Barring a last-minute Supreme Court ruling, the National Genetics Bank’s scientists will begin extracting DNA on Monday from underwear and other clothing the Nobles surrendered last week under a court order, following what they described as a dangerous car chase from the judge’s office to their mother’s mansion.
The DNA will then be compared to results from hundreds of samples given by families of the disappeared, in a process they fear gives them no guarantees.
“There is not a single concrete fact showing that we were taken” from the junta’s imprisoned enemies, said Marcela Noble, in an interview with her brother from their lawyer’s office.

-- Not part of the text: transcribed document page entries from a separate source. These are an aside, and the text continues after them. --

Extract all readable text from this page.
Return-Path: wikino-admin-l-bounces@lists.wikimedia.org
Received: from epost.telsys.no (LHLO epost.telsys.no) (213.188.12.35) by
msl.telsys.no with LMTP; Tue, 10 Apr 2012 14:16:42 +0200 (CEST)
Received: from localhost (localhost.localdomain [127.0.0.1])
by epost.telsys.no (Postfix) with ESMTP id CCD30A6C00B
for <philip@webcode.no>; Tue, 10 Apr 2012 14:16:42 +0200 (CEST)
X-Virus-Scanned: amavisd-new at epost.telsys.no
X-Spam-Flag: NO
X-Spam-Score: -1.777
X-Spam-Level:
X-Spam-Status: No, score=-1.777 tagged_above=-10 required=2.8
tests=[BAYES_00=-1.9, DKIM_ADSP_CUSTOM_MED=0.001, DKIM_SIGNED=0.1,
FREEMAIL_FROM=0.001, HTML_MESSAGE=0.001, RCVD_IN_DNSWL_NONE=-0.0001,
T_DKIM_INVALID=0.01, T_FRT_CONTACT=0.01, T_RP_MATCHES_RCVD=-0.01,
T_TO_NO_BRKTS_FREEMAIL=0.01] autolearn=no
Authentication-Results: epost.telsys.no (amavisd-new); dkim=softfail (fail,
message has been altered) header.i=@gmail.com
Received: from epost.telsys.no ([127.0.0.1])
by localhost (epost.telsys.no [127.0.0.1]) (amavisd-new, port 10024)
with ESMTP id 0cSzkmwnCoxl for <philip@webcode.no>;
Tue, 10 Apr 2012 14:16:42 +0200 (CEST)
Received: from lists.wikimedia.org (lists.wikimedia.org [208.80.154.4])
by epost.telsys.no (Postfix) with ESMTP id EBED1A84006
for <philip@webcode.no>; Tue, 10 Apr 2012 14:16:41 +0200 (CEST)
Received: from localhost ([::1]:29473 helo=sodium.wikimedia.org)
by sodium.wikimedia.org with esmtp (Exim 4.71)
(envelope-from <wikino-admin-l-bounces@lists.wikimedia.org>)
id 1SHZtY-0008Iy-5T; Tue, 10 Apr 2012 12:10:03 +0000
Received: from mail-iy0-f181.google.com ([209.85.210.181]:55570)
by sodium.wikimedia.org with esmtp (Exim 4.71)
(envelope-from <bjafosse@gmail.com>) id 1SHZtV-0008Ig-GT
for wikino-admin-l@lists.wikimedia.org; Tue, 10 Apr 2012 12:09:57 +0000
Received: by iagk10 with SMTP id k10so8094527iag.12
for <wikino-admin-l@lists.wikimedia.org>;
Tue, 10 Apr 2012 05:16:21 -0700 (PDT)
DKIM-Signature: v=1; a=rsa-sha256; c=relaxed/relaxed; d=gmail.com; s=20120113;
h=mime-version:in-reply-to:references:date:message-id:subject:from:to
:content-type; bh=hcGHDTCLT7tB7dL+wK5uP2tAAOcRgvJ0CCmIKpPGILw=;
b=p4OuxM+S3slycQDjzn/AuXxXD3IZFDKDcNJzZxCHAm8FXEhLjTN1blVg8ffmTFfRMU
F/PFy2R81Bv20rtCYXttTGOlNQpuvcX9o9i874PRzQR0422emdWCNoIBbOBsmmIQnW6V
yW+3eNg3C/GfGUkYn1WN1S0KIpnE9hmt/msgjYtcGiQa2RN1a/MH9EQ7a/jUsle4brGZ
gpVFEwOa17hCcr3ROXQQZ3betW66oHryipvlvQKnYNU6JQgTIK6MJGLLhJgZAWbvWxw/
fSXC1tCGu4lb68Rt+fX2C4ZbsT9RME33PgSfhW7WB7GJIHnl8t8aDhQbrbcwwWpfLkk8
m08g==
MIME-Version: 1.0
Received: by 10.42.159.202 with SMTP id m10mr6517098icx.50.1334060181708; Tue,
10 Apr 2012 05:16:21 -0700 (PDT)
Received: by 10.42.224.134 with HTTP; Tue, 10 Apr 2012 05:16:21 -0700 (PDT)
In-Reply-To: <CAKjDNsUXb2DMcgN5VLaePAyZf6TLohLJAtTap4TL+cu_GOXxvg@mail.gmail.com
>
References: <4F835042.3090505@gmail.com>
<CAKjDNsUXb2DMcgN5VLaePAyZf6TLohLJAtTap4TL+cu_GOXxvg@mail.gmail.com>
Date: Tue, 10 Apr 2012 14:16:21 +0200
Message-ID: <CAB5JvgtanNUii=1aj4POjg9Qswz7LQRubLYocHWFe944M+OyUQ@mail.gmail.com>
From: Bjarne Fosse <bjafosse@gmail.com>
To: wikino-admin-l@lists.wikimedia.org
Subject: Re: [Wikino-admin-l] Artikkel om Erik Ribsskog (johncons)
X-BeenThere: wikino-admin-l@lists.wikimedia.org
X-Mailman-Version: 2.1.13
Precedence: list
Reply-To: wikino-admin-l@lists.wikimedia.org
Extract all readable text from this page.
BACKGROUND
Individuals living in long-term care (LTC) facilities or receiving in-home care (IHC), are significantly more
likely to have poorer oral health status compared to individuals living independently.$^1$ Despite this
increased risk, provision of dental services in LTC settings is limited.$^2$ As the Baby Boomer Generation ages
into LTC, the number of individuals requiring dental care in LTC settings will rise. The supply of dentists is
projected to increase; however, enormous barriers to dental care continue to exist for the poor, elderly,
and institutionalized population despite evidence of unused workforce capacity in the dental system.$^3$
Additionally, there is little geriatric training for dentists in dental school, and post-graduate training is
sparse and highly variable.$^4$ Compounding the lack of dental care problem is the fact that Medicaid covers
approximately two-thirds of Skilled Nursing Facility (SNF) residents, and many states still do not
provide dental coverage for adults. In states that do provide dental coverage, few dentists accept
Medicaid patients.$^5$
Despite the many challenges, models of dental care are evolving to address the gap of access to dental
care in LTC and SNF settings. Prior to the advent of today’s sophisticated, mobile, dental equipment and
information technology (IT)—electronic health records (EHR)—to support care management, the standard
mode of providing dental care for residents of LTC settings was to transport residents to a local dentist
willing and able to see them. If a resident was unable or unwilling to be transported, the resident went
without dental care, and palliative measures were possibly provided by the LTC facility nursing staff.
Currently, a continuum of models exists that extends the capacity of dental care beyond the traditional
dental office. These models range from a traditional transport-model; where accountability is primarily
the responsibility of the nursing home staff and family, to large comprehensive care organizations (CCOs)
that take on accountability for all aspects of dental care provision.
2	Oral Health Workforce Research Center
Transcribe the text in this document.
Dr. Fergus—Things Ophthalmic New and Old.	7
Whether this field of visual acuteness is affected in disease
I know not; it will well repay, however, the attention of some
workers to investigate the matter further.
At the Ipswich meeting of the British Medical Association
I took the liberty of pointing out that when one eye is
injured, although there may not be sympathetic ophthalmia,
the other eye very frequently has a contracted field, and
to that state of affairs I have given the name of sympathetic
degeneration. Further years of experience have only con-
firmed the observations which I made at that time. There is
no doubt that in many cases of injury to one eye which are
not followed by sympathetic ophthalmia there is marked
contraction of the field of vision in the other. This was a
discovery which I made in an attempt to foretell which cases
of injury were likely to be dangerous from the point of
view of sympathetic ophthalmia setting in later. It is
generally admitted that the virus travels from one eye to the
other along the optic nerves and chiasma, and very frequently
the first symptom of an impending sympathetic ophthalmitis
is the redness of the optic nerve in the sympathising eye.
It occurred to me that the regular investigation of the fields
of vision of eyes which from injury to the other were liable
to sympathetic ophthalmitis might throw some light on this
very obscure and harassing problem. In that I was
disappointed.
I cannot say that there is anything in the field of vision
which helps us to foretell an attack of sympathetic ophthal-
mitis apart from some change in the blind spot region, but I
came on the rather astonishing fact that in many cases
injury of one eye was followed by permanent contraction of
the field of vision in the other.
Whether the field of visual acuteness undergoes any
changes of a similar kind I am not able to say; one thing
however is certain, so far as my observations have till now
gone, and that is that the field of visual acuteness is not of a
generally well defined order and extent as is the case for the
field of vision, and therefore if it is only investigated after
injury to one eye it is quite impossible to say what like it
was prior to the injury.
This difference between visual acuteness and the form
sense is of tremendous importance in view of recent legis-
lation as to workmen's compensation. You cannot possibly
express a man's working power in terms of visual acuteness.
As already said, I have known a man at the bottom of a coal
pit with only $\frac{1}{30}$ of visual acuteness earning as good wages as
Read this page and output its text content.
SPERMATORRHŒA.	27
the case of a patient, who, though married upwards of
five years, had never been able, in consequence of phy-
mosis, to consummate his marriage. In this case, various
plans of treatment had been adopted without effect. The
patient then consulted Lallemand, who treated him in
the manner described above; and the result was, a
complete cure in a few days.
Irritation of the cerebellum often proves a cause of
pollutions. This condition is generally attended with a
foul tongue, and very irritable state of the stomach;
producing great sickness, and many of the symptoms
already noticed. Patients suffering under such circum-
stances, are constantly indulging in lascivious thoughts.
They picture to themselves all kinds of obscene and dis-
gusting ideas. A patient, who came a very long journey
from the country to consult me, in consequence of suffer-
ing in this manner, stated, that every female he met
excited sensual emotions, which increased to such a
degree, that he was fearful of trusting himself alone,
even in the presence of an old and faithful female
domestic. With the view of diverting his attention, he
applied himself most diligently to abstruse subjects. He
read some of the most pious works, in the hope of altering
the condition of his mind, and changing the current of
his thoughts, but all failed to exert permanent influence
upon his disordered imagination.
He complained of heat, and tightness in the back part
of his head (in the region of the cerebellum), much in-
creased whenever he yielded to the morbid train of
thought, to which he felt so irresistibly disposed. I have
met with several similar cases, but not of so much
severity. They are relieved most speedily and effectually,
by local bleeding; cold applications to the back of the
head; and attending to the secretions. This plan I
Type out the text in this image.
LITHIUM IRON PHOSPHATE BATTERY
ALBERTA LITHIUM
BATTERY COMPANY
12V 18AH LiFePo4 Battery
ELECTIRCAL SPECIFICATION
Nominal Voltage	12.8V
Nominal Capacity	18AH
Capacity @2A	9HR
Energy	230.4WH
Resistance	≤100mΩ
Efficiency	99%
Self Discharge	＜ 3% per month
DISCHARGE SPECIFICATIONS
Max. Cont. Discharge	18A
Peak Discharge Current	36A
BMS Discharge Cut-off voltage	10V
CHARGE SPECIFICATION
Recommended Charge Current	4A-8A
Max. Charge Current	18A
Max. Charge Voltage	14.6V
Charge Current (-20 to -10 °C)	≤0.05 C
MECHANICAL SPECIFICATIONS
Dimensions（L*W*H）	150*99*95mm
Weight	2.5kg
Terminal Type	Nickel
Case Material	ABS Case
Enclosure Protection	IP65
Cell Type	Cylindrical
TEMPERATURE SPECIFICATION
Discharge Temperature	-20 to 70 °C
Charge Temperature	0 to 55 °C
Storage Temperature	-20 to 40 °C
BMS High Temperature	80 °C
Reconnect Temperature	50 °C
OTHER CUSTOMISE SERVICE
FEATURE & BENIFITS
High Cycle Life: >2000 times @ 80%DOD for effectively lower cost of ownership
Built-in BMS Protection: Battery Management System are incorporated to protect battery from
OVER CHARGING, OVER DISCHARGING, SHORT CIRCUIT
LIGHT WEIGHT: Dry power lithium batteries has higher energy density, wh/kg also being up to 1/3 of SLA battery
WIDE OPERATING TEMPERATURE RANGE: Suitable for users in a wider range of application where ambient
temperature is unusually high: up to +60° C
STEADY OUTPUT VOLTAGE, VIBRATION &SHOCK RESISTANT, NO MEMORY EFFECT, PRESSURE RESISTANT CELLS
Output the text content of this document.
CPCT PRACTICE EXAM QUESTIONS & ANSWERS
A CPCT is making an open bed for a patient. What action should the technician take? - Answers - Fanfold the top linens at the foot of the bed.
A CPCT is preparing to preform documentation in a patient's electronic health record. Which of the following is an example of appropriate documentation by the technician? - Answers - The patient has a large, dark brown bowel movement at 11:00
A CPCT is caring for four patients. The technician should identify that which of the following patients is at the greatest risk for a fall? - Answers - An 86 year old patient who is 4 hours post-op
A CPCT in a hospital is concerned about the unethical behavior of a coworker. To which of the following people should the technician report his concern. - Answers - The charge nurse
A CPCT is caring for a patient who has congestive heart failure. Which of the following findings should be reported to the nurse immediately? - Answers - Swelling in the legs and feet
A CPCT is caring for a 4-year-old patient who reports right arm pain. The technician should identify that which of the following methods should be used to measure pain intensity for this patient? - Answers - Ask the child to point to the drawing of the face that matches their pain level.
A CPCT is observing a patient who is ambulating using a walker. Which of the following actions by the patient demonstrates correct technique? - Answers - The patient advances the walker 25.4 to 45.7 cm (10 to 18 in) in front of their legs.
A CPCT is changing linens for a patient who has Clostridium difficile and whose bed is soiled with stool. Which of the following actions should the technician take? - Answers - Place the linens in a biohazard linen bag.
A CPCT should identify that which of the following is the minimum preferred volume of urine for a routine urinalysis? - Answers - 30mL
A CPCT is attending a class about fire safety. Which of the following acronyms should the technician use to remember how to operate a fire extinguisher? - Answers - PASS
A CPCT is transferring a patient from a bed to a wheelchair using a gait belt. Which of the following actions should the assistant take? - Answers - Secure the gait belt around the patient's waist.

However, if the DNA shows a match to families of the disappeared, their very existence would serve as evidence — “object proof” as they put it — of a crime that could land their mother in prison, if lawyers can then show she knowingly accepted stolen babies.
A match also would mean the adoptees have other families to consider — whether they want to have anything to do with them or not.
“If it is really true ... well, it’s up to us to assimilate it, it’s up to us to prepare ourselves and it’s up to us to see what we want to do,” Marcela Noble said. “Only we will know how we’ll feel.”
Felipe Noble was more dismissive: “Whatever the result, for me it’s just one more sheet of paper, one more fact in my desk.”
Ernestina Herrera de Noble, already a widower when the military took over Argentina, adopted both children using paperwork that rights groups have challenged in court as falsified.
The Noble children say they have no need to know more about their birth families, not after 34 years developing their own identities.
“Our identity is ours. It’s a private thing, and I don’t think it’s up to the state or the Grandmothers [of the Plaza de Mayo] to come and tell us what is ours,” Marcela said, referring to the prominent human rights group that works to identify infants stolen during the dictatorship.
“Despite this, they have tried for nine years to forcefully impose our genetic history on us,” she added.